8 依存症防止対策(規則案43条〜50条、105条〜109条)
(1) IR整備法68条1項1号における入場者又はその家族その他の関係者の申出により当該入場者のカジノ施設の利用を制限する措置を規則案44条1項で定めている。
この点、入場者の申出による場合には、当該入場者がカジノ施設に入場することの禁止や当該入場者が一月間にカジノ施設に入場することができる回数を制限することとされているが、入場者の家族その他の関係者の申出による場合には、カジノ事業者が当該入場者に関してギャンブル等依存症の予防を図るために必要と認めた場合にだけ、入場禁止や一月間の入場回数を制限するとされている。
しかし、ギャンブル依存症においては、その当該の者だけではなく、その家族等の周辺の者に対しても多大な悪影響を与えることは必至である。そのため、依存症防止の観点からして、入場者のみではなく、その家族その他の関係者の申出による場合にも、端的に申出があれば入場の禁止、入場回数の制限をすることと定めるべきである。
(2) また、IR整備法68条1項4号において、カジノ行為に対する依存による悪影響を防止する観点から必要なものとしてカジノ管理委員会規則が定める措置をカジノ事業者は講じるとされているが、規則案47条においては、国又は地方公共団体が実施するギャンブル依存症の予防のために必要な施策に協力することとだけ規定されており、独自の対策は定められていない。そして、カジノ行為に対する依存による悪影響を防止する観点からすれば、賭金の上限規制やカジノ施設内での連続滞在時間規制などを定めるべきである。

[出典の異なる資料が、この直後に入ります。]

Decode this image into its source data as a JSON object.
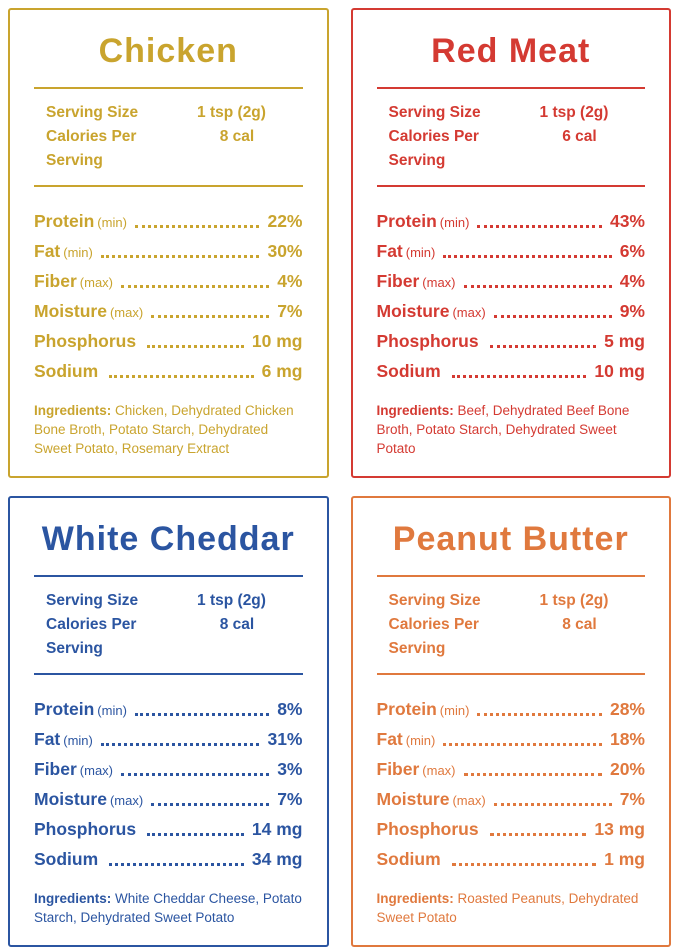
{
  "cards": [
    {
      "id": "chicken",
      "title": "Chicken",
      "color": "#c9a42e",
      "serving": [
        {
          "label": "Serving Size",
          "value": "1 tsp (2g)"
        },
        {
          "label": "Calories Per Serving",
          "value": "8 cal"
        }
      ],
      "nutrients": [
        {
          "name": "Protein",
          "qual": "(min)",
          "value": "22%"
        },
        {
          "name": "Fat",
          "qual": "(min)",
          "value": "30%"
        },
        {
          "name": "Fiber",
          "qual": "(max)",
          "value": "4%"
        },
        {
          "name": "Moisture",
          "qual": "(max)",
          "value": "7%"
        },
        {
          "name": "Phosphorus",
          "qual": "",
          "value": "10 mg"
        },
        {
          "name": "Sodium",
          "qual": "",
          "value": "6 mg"
        }
      ],
      "ingredients_label": "Ingredients:",
      "ingredients": " Chicken, Dehydrated Chicken Bone Broth, Potato Starch, Dehydrated Sweet Potato, Rosemary Extract"
    },
    {
      "id": "red-meat",
      "title": "Red Meat",
      "color": "#d43a32",
      "serving": [
        {
          "label": "Serving Size",
          "value": "1 tsp (2g)"
        },
        {
          "label": "Calories Per Serving",
          "value": "6 cal"
        }
      ],
      "nutrients": [
        {
          "name": "Protein",
          "qual": "(min)",
          "value": "43%"
        },
        {
          "name": "Fat",
          "qual": "(min)",
          "value": "6%"
        },
        {
          "name": "Fiber",
          "qual": "(max)",
          "value": "4%"
        },
        {
          "name": "Moisture",
          "qual": "(max)",
          "value": "9%"
        },
        {
          "name": "Phosphorus",
          "qual": "",
          "value": "5 mg"
        },
        {
          "name": "Sodium",
          "qual": "",
          "value": "10 mg"
        }
      ],
      "ingredients_label": "Ingredients:",
      "ingredients": " Beef, Dehydrated Beef Bone Broth, Potato Starch, Dehydrated Sweet Potato"
    },
    {
      "id": "white-cheddar",
      "title": "White Cheddar",
      "color": "#2b55a1",
      "serving": [
        {
          "label": "Serving Size",
          "value": "1 tsp (2g)"
        },
        {
          "label": "Calories Per Serving",
          "value": "8 cal"
        }
      ],
      "nutrients": [
        {
          "name": "Protein",
          "qual": "(min)",
          "value": "8%"
        },
        {
          "name": "Fat",
          "qual": "(min)",
          "value": "31%"
        },
        {
          "name": "Fiber",
          "qual": "(max)",
          "value": "3%"
        },
        {
          "name": "Moisture",
          "qual": "(max)",
          "value": "7%"
        },
        {
          "name": "Phosphorus",
          "qual": "",
          "value": "14 mg"
        },
        {
          "name": "Sodium",
          "qual": "",
          "value": "34 mg"
        }
      ],
      "ingredients_label": "Ingredients:",
      "ingredients": " White Cheddar Cheese, Potato Starch, Dehydrated Sweet Potato"
    },
    {
      "id": "peanut-butter",
      "title": "Peanut Butter",
      "color": "#e0793e",
      "serving": [
        {
          "label": "Serving Size",
          "value": "1 tsp (2g)"
        },
        {
          "label": "Calories Per Serving",
          "value": "8 cal"
        }
      ],
      "nutrients": [
        {
          "name": "Protein",
          "qual": "(min)",
          "value": "28%"
        },
        {
          "name": "Fat",
          "qual": "(min)",
          "value": "18%"
        },
        {
          "name": "Fiber",
          "qual": "(max)",
          "value": "20%"
        },
        {
          "name": "Moisture",
          "qual": "(max)",
          "value": "7%"
        },
        {
          "name": "Phosphorus",
          "qual": "",
          "value": "13 mg"
        },
        {
          "name": "Sodium",
          "qual": "",
          "value": "1 mg"
        }
      ],
      "ingredients_label": "Ingredients:",
      "ingredients": " Roasted Peanuts, Dehydrated Sweet Potato"
    }
  ]
}
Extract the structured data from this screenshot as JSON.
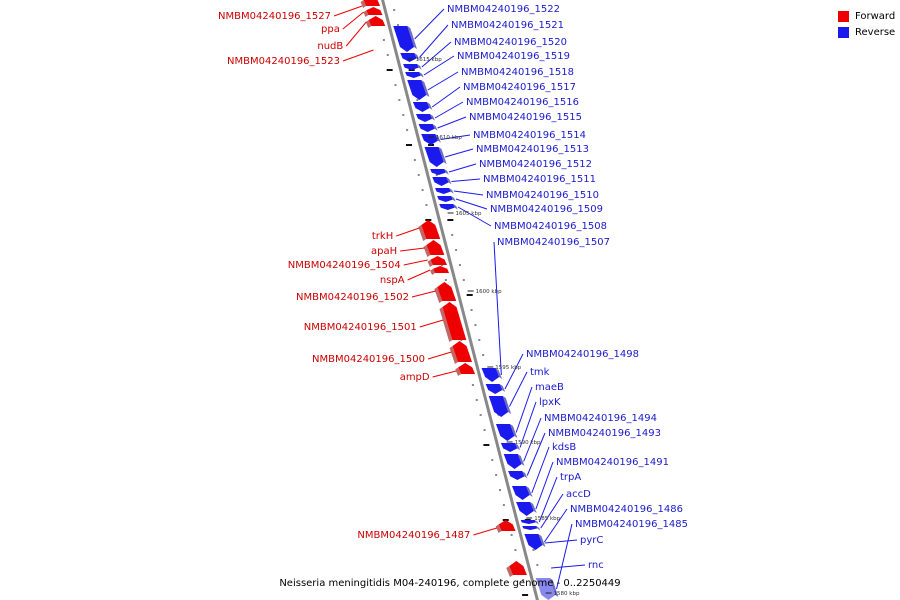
{
  "legend": {
    "forward_label": "Forward",
    "reverse_label": "Reverse",
    "forward_color": "#ee0000",
    "reverse_color": "#1a1aee"
  },
  "caption": "Neisseria meningitidis M04-240196, complete genome - 0..2250449",
  "colors": {
    "forward": "#ee0000",
    "reverse": "#1a1aee",
    "forward_text": "#cc0000",
    "reverse_text": "#1a1acc",
    "axis": "#888888"
  },
  "scale_labels": [
    "1615 kbp",
    "1610 kbp",
    "1605 kbp",
    "1600 kbp",
    "1595 kbp",
    "1590 kbp",
    "1585 kbp",
    "1580 kbp"
  ],
  "forward_genes": [
    "NMBM04240196_1527",
    "ppa",
    "nudB",
    "NMBM04240196_1523",
    "trkH",
    "apaH",
    "NMBM04240196_1504",
    "nspA",
    "NMBM04240196_1502",
    "NMBM04240196_1501",
    "NMBM04240196_1500",
    "ampD",
    "NMBM04240196_1487"
  ],
  "reverse_genes": [
    "NMBM04240196_1522",
    "NMBM04240196_1521",
    "NMBM04240196_1520",
    "NMBM04240196_1519",
    "NMBM04240196_1518",
    "NMBM04240196_1517",
    "NMBM04240196_1516",
    "NMBM04240196_1515",
    "NMBM04240196_1514",
    "NMBM04240196_1513",
    "NMBM04240196_1512",
    "NMBM04240196_1511",
    "NMBM04240196_1510",
    "NMBM04240196_1509",
    "NMBM04240196_1508",
    "NMBM04240196_1507",
    "NMBM04240196_1498",
    "tmk",
    "maeB",
    "lpxK",
    "NMBM04240196_1494",
    "NMBM04240196_1493",
    "kdsB",
    "NMBM04240196_1491",
    "trpA",
    "accD",
    "NMBM04240196_1486",
    "NMBM04240196_1485",
    "pyrC",
    "rnc"
  ]
}
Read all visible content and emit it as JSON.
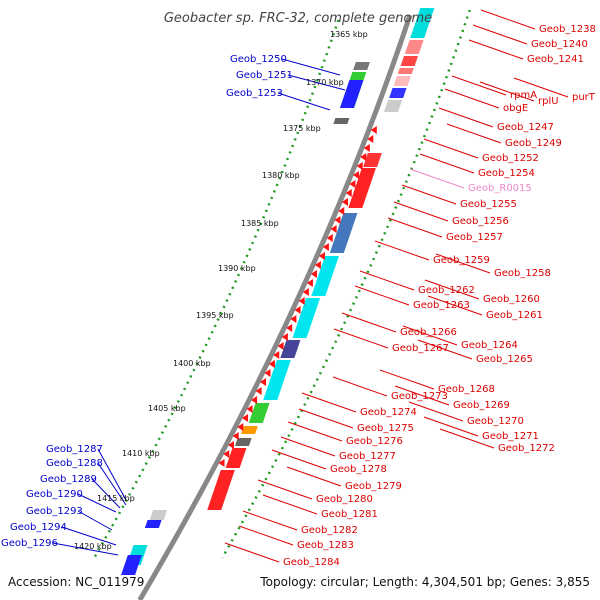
{
  "title": "Geobacter sp. FRC-32, complete genome",
  "accession": "Accession: NC_011979",
  "summary": "Topology: circular; Length: 4,304,501 bp; Genes: 3,855",
  "kbp_ticks": [
    "1365 kbp",
    "1370 kbp",
    "1375 kbp",
    "1380 kbp",
    "1385 kbp",
    "1390 kbp",
    "1395 kbp",
    "1400 kbp",
    "1405 kbp",
    "1410 kbp",
    "1415 kbp",
    "1420 kbp"
  ],
  "colors": {
    "left_label": "#0000cc",
    "right_label": "#dd0000",
    "rna_label": "#ee88cc",
    "backbone": "#888888",
    "dotted_track": "#229922"
  },
  "left_genes": [
    "Geob_1250",
    "Geob_1251",
    "Geob_1253",
    "Geob_1287",
    "Geob_1288",
    "Geob_1289",
    "Geob_1290",
    "Geob_1293",
    "Geob_1294",
    "Geob_1296"
  ],
  "right_genes": [
    "Geob_1238",
    "Geob_1240",
    "Geob_1241",
    "purT",
    "rplU",
    "rpmA",
    "obgE",
    "Geob_1247",
    "Geob_1249",
    "Geob_1252",
    "Geob_1254",
    "Geob_R0015",
    "Geob_1255",
    "Geob_1256",
    "Geob_1257",
    "Geob_1259",
    "Geob_1258",
    "Geob_1262",
    "Geob_1260",
    "Geob_1263",
    "Geob_1261",
    "Geob_1266",
    "Geob_1264",
    "Geob_1267",
    "Geob_1265",
    "Geob_1268",
    "Geob_1273",
    "Geob_1269",
    "Geob_1274",
    "Geob_1270",
    "Geob_1275",
    "Geob_1271",
    "Geob_1276",
    "Geob_1272",
    "Geob_1277",
    "Geob_1278",
    "Geob_1279",
    "Geob_1280",
    "Geob_1281",
    "Geob_1282",
    "Geob_1283",
    "Geob_1284"
  ]
}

(3) さらに、IR整備法108条1項において、カジノ行為関連景品類(いわゆるコンプ)を提供するに当たって、その内容、経済的価値等についてカジノ管理委員会規則で基準を定め、その基準に該当することのないようにしなければならないとされている。しかし、規則案106条で示された基準は、性的好奇心をそそるおそれがあるものであること、著しく射幸心をそそるおそれがあるものであること、法令に違反し、又は違反する行為を助長し、若しくは誘発するおそれがあるものであることという抽象的な基準でしかない。依存症防止の観点からすれば、景品表示法の景品規制のように、景品類の最高額、総額等を規制すべきであり、そうした基準を定めるべきである。
9 マネー・ローンダリング対策(規則案103条)
規則案103条1項は、チップの譲渡等をしようとする者の発見方法として、巡回及び監視カメラによる監視(同項1号)しか規定していない。また、同条2項は、チップのカジノ行為区画外への持ち出しの発見方法として、巡回及び監視カメラによる監視(同項1号)及び退場者の自己申告(同項2号)しか規定していない。電子チップ等の「先進的な技術」の導入は、努力義務に留めており(同条3項)不十分なものである。その他の規制と合わせても本規則案では、マネー・ローンダリングを防ぐことは不可能であり対策として不十分である。
10 青少年対策(規則案105条)
従前より指摘があるところであるが、特定複合観光施設区域内の若年層の人物が20歳未満であることを容易に判別することは困難であり、規則案についてもこの点を実効化するための施策が全く考慮されていない。